2020 ESA Annual Meeting (August 3 - 6)

COS 145 Abstract - Vegetation and habitat type are key drivers of soundscape heterogeneity in the Amazon

Leandro Do Nascimento, Department Wildland Resources and the Ecology Center, Utah State University, Logan, UT and Karen Beard, Department of Wildland Resources and the Ecology Center, Utah State University, Logan, UT
Background/Question/Methods

Acoustic indices have been used as proxies to monitor biodiversity and quickly analyze increasing amounts of large audio datasets. One of the main assumptions of the developing field of ecoacoustics is that greater vegetation structural complexity will lead to greater acoustic activity, but this has received limited empirical validation. Our goals were to determine the existence of habitat-specific soundscapes and to test how the vegetation structure from these habitats affects acoustic indices. We conducted this research in the Viruá National Park, north of the Brazilian Amazon. Soundscape and vegetation data were collected in 143 sites spanning eight natural and anthropogenic habitat types, which we grouped into three categories: open habitats, flooded-forests, and non-flooded forests. Thirteen acoustic indices were retrieved from 92,283 one-minute recordings to summarize the soundscapes. We used this soundscape data to build random forest (RF) models to test if each habitat displayed a unique soundscape pattern that could be identified by the acoustic indices.
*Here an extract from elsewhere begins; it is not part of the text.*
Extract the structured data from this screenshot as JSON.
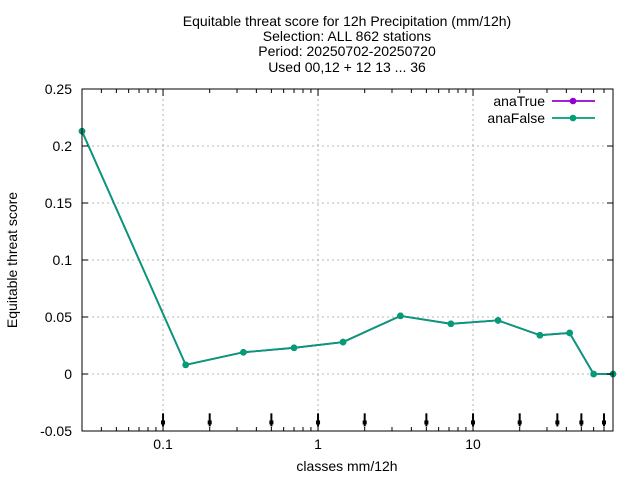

To determine how vegetation structure affected acoustic indices, we used linear mixed models with acoustic indices as dependent variables, six vegetation variables (canopy cover, canopy height, litter depth, shrub cover, large trees, and small trees) as independent fixed effects, and sites as a random effect.

Results/Conclusions

We found that each habitat type had predictable soundscapes. Accuracy of RF models to predict the testing dataset was 74% and 87%. We found that acoustic indices that relied on statistical features of recordings were better at identifying habitat-specific soundscapes than acoustic indices based on signal complexity. For example, variable importance of acoustic indices in distinguishing the habitats was higher for third quartile (TQ) and centroid (CENT). Canopy cover significantly affected eleven of 13 acoustic indices, while other vegetation variables (e.g. shrub cover and number of trees) were less important in explaining differences in acoustic indices. The acoustic evenness index (AEI) and skewness (SKEW) were the best indices connecting soundscapes to vegetation structure, with canopy cover explaining 81% and 52% of the variance in these indices, respectively. Acoustically rich soundscapes were linked to high canopy cover in forested habitats, while acoustically poor soundscapes were linked to low canopy cover in open habitats. This is similar to the effects of canopy cover on species richness across different taxa. Our results suggest that acoustic indices can be used together with other scalable vegetation remote sensing methods for multi-taxa animal surveys at policy-relevant extents.